The basic dynamic here is that trust is being reapplied from people to machines. In order to trust a machine, one must block anyone’s ability to change, disguise, or spoof its identity, to program a computer to appear to be something that it is not, or deploy a whole host of other tricks and stratagems that can be used for ill by hackers.
That can be good in some circumstances—but all of those “hacker” stratagems are also a source of freedom. They are what allow a person to communicate anonymously online, or to look at a web page without being tracked and recorded. To block such possibilities with mathematical certainty, government or companies must fundamentally alter the nature of a computer, turning it from a “Turing Machine” whose operator can use it to run an infinite number of arbitrary programs, into something less
In short, building a machine that can be “trusted” is a pretty close equivalent to building a machine that is protected against control by humans who are distinctly not being trusted. In the human world, “trust” means that you are willing to allow another person more control, because you trust them. But in its new formulation, it means precisely the opposite: that control is being taken away from you.

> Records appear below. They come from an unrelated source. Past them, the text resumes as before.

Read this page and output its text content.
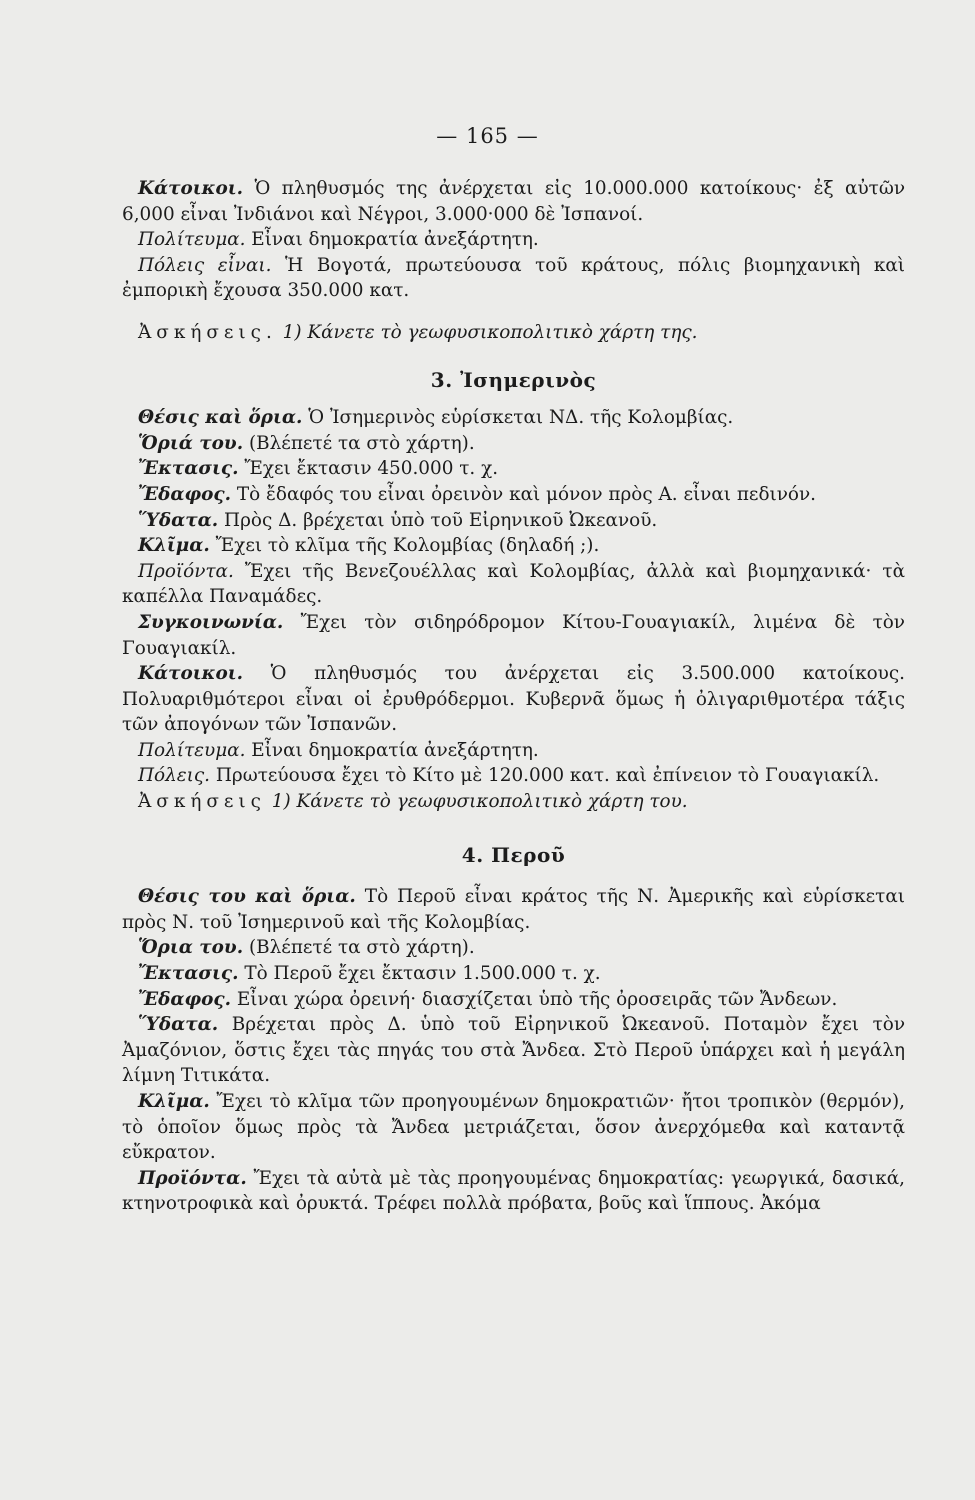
— 165 —

Κάτοικοι. Ὁ πληθυσμός της ἀνέρχεται εἰς 10.000.000 κατοίκους· ἐξ αὐτῶν 6,000 εἶναι Ἰνδιάνοι καὶ Νέγροι, 3.000·000 δὲ Ἰσπανοί.

Πολίτευμα. Εἶναι δημοκρατία ἀνεξάρτητη.

Πόλεις εἶναι. Ἡ Βογοτά, πρωτεύουσα τοῦ κράτους, πόλις βιομηχανικὴ καὶ ἐμπορικὴ ἔχουσα 350.000 κατ.

Ἀσκήσεις. 1) Κάνετε τὸ γεωφυσικοπολιτικὸ χάρτη της.

3. Ἰσημερινὸς

Θέσις καὶ ὅρια. Ὁ Ἰσημερινὸς εὑρίσκεται ΝΔ. τῆς Κολομβίας.

Ὅριά του. (Βλέπετέ τα στὸ χάρτη).

Ἔκτασις. Ἔχει ἔκτασιν 450.000 τ. χ.

Ἔδαφος. Τὸ ἔδαφός του εἶναι ὀρεινὸν καὶ μόνον πρὸς Α. εἶναι πεδινόν.

Ὕδατα. Πρὸς Δ. βρέχεται ὑπὸ τοῦ Εἰρηνικοῦ Ὠκεανοῦ.

Κλῖμα. Ἔχει τὸ κλῖμα τῆς Κολομβίας (δηλαδή ;).

Προϊόντα. Ἔχει τῆς Βενεζουέλλας καὶ Κολομβίας, ἀλλὰ καὶ βιομηχανικά· τὰ καπέλλα Παναμάδες.

Συγκοινωνία. Ἔχει τὸν σιδηρόδρομον Κίτου-Γουαγιακίλ, λιμένα δὲ τὸν Γουαγιακίλ.

Κάτοικοι. Ὁ πληθυσμός του ἀνέρχεται εἰς 3.500.000 κατοίκους. Πολυαριθμότεροι εἶναι οἱ ἐρυθρόδερμοι. Κυβερνᾶ ὅμως ἡ ὀλιγαριθμοτέρα τάξις τῶν ἀπογόνων τῶν Ἰσπανῶν.

Πολίτευμα. Εἶναι δημοκρατία ἀνεξάρτητη.

Πόλεις. Πρωτεύουσα ἔχει τὸ Κίτο μὲ 120.000 κατ. καὶ ἐπίνειον τὸ Γουαγιακίλ.

Ἀσκήσεις 1) Κάνετε τὸ γεωφυσικοπολιτικὸ χάρτη του.

4. Περοῦ

Θέσις του καὶ ὅρια. Τὸ Περοῦ εἶναι κράτος τῆς Ν. Ἀμερικῆς καὶ εὑρίσκεται πρὸς Ν. τοῦ Ἰσημερινοῦ καὶ τῆς Κολομβίας.

Ὅρια του. (Βλέπετέ τα στὸ χάρτη).

Ἔκτασις. Τὸ Περοῦ ἔχει ἔκτασιν 1.500.000 τ. χ.

Ἔδαφος. Εἶναι χώρα ὀρεινή· διασχίζεται ὑπὸ τῆς ὀροσειρᾶς τῶν Ἄνδεων.

Ὕδατα. Βρέχεται πρὸς Δ. ὑπὸ τοῦ Εἰρηνικοῦ Ὠκεανοῦ. Ποταμὸν ἔχει τὸν Ἀμαζόνιον, ὅστις ἔχει τὰς πηγάς του στὰ Ἄνδεα. Στὸ Περοῦ ὑπάρχει καὶ ἡ μεγάλη λίμνη Τιτικάτα.

Κλῖμα. Ἔχει τὸ κλῖμα τῶν προηγουμένων δημοκρατιῶν· ἤτοι τροπικὸν (θερμόν), τὸ ὁποῖον ὅμως πρὸς τὰ Ἄνδεα μετριάζεται, ὅσον ἀνερχόμεθα καὶ καταντᾷ εὔκρατον.

Προϊόντα. Ἔχει τὰ αὐτὰ μὲ τὰς προηγουμένας δημοκρατίας: γεωργικά, δασικά, κτηνοτροφικὰ καὶ ὀρυκτά. Τρέφει πολλὰ πρόβατα, βοῦς καὶ ἵππους. Ἀκόμα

There are other, broader uses of the word “trust,” outside the computing context, that carry similarly Orwellian overtones. For example:
- Trusted traveler programs. In these programs, the government carries out background checks of one sort or another in order to label travelers as “trusted” or “untrusted,” with those who win the former designation getting preferential treatment in a screening process. That’s great for those lucky people who are “trusted,” but for those stamped as untrusted—often unable to determine why, or change their designation—the system isn’t so great, and overall it raises many disturbing questions. Examples include the CBP’s Global Entry program and the TSA’s Pre-Check.
- Trusted Situational Awareness. The latest example of a spooky usage of the word is in Dayton Ohio where, as I wrote about recently, an aerial surveillance scheme has been labeled “Trusted Situational Awareness.” (Since I wrote that post, the program has apparently been terminated.)

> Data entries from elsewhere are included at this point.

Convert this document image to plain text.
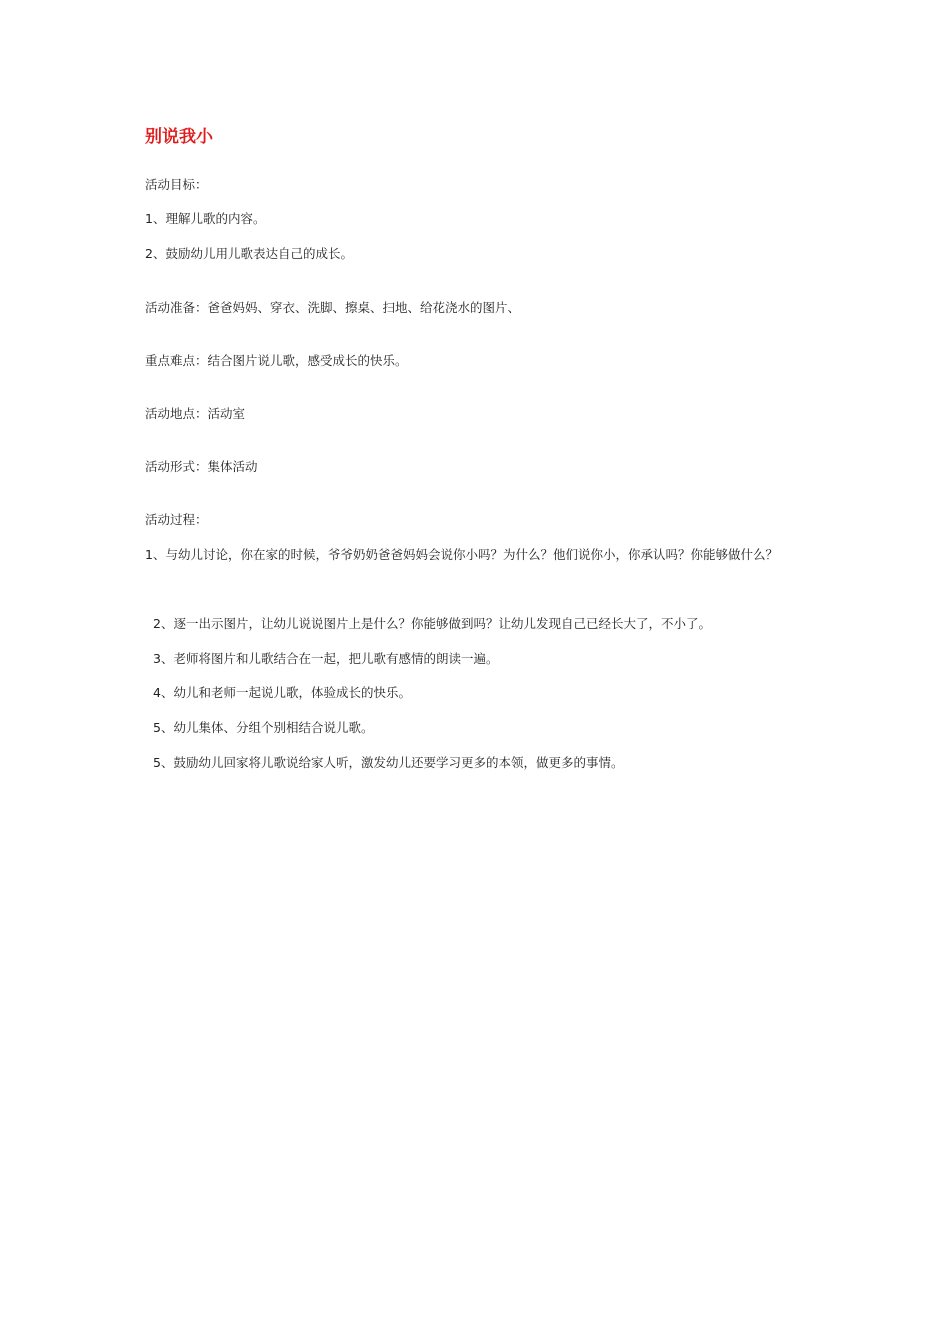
别说我小

活动目标：

1、理解儿歌的内容。

2、鼓励幼儿用儿歌表达自己的成长。

活动准备：爸爸妈妈、穿衣、洗脚、擦桌、扫地、给花浇水的图片、

重点难点：结合图片说儿歌，感受成长的快乐。

活动地点：活动室

活动形式：集体活动

活动过程：

1、与幼儿讨论，你在家的时候，爷爷奶奶爸爸妈妈会说你小吗？为什么？他们说你小，你承认吗？你能够做什么？

2、逐一出示图片，让幼儿说说图片上是什么？你能够做到吗？让幼儿发现自己已经长大了，不小了。

3、老师将图片和儿歌结合在一起，把儿歌有感情的朗读一遍。

4、幼儿和老师一起说儿歌，体验成长的快乐。

5、幼儿集体、分组个别相结合说儿歌。

5、鼓励幼儿回家将儿歌说给家人听，激发幼儿还要学习更多的本领，做更多的事情。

Like the computer examples, these usages contain the word “trust” but imply its opposite: a broad increase in government power over ordinary people, rather than a granting of more power to those people.
Now that I think of it, “trust” became a dirty word already for a previous generation of Americans—the Populists and Progressives who learned that the newly gigantic corporate “trusts” were a new form of power over individuals that needed to be curbed, leading to the emergence of a whole new area of law called “antitrust” as well as “trust busters” like Theodore Roosevelt. Perhaps today’s crusaders for digital freedom can be thought of as the newest “trust busters.”
In the current and future battles over security, identity, digital freedom, and privacy, the newly ambiguous usage of “trust” reflects the longstanding struggle to find the right balance betweeen order and liberty as we search for the ideal of a society based on “ordered liberty.”